Ahora ya sé que no. La bella osadía de describir sensaciones y sentimientos
usando palabras como Radiología, Glóbulo y Tráquea fue implementada con la
delicadeza de un cirujano, sorprende gratamente, y delata que la autora está
consciente de que irrumpe en las escena poética con una obra que ostenta un
estilo definido, sui generis, vanguardista.
Hablo de un verbo lúcido y elegante que deja constancia de la desesperación
femenina. ¿No es eso lo que esperan encontrar los editores cuando se encuentran
ante el manuscrito de una novel autora?
Con la misma irreverencia que
ausculta laceraciones del alma producidas por relaciones dañinas o malogradas,
D’Angelo lamenta aquello en lo que se ha convertido ser venezolano en la
actualidad. Los poemas dedicados a la denuncia social dejan en la aboca un
sabor metálico, a sangre, y en los oídos ecos de balas perdidas, quejas de
gente que lamenta la merma de su derechos, muchedumbres eufóricas que vitorean
a un líder político. Estos son retratos que se asoman a quien lea las líneas y
haya experimentado a fondo las vicisitudes de la venezolanidad contemporánea.
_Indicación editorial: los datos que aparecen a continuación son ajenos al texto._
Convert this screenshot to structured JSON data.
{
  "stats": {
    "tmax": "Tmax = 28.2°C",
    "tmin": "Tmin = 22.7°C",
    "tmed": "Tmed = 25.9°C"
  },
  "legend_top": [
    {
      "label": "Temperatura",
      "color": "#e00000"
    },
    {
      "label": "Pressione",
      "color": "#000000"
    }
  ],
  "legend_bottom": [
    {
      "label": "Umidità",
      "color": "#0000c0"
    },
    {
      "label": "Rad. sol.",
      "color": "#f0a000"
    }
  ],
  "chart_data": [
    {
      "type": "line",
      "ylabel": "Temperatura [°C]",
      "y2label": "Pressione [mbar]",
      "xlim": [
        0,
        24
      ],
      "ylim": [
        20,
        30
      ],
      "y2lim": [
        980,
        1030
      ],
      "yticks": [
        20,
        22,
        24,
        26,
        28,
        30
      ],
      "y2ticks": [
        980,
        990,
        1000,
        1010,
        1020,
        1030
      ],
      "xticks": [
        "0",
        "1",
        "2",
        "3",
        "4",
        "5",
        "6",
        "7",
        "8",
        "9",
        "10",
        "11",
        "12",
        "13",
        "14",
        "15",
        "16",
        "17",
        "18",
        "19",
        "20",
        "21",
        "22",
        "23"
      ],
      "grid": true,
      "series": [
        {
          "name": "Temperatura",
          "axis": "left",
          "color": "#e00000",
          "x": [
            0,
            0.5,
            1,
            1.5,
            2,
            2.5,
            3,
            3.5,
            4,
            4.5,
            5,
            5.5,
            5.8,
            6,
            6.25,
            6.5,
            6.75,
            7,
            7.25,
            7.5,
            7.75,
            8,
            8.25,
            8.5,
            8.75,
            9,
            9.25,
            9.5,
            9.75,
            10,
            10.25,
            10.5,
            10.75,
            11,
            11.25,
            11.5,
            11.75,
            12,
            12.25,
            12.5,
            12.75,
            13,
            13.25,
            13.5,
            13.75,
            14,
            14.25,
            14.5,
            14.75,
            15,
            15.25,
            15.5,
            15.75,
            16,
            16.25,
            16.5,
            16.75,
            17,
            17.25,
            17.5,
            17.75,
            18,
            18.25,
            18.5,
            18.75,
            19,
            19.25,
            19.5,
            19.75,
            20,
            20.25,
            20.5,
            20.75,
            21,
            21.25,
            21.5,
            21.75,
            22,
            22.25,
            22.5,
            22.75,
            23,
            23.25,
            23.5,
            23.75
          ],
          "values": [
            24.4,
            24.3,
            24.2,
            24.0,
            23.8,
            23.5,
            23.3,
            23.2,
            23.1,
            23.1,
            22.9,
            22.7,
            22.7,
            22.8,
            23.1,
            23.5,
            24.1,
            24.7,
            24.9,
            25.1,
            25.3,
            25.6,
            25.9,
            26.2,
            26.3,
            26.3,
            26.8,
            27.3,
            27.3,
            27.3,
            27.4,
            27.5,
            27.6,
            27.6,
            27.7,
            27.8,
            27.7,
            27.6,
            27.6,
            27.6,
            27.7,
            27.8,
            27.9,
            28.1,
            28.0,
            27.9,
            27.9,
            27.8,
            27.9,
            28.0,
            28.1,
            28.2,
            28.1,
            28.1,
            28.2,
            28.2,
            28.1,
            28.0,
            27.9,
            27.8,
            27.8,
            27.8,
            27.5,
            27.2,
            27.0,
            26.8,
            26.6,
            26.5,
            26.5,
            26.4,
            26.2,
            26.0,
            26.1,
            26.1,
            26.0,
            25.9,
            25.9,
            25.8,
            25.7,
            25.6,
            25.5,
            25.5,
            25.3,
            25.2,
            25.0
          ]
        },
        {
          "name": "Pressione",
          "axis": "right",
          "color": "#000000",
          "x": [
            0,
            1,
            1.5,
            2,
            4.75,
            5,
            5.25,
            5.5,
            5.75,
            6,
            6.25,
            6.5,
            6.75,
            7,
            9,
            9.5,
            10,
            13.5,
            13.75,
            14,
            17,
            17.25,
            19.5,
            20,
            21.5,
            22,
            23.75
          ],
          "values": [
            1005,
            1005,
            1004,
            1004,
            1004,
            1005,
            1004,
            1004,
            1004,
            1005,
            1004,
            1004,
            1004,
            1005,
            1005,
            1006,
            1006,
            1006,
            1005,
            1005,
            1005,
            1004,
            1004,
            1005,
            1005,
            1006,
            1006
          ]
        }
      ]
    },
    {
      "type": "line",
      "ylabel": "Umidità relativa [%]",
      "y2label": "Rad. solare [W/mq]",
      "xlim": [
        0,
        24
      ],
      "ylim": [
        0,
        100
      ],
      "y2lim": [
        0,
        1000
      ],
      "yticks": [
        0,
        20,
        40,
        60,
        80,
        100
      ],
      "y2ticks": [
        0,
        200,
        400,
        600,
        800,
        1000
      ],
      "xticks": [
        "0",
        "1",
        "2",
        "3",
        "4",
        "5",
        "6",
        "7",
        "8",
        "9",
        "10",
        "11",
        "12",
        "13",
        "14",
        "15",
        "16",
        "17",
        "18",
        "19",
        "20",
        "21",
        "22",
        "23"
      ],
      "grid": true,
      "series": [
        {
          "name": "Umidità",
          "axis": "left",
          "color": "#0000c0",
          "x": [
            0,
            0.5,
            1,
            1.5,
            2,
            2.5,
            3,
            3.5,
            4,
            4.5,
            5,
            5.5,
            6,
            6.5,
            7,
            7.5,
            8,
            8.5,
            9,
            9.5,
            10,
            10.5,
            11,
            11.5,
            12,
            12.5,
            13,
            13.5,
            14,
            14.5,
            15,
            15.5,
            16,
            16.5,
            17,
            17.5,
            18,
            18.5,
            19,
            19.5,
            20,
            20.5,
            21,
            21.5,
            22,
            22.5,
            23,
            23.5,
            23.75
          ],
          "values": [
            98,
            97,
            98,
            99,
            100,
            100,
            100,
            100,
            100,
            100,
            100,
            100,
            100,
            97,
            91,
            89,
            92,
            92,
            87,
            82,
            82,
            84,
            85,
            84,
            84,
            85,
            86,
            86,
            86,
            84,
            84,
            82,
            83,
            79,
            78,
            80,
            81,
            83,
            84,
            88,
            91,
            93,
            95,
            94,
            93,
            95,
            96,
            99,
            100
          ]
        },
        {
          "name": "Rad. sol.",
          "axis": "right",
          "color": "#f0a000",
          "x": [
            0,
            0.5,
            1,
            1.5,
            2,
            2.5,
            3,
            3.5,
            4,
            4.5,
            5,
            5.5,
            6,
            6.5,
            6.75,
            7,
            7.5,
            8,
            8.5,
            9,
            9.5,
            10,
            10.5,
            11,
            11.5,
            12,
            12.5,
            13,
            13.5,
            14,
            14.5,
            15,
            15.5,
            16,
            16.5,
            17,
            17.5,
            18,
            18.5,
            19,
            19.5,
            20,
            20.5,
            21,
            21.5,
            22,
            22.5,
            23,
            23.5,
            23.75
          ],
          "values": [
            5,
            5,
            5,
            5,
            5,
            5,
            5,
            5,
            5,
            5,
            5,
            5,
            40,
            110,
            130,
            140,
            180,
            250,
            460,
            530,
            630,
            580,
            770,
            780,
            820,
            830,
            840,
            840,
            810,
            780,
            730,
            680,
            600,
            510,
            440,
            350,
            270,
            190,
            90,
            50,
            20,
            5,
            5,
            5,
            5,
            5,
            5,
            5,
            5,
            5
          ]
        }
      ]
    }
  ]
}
Al respecto me permito reproducir este fragmento que no necesita mayor
desglose: Mi país es una marcha de protesta/ un grito de rabia/ con estruendo y
música bailable, del poema Prohibición de
pasar y detenerse. Otro pasaje también lo demuestra: Cobardía se escribe con [C] de Caracas. Una mano asesina es una huella
adulterada, un ADN intervenido. Quince minutos y Yani Conte no dice. Sólo queda
una ciudad para tragar en seco y recordar. ¡Magnífico!
En conclusión, aceptando la
filosofía de la autora, quien defiende que un poema es una cardiopatía (algo
poderoso que altera el corazón), entonces diré orgulloso que a partir de hoy
seré cardiópata, es decir, un enamorado de la poesía y un fanático del ingenio
de Oriette D’Angelo, poeta de ojos de gata.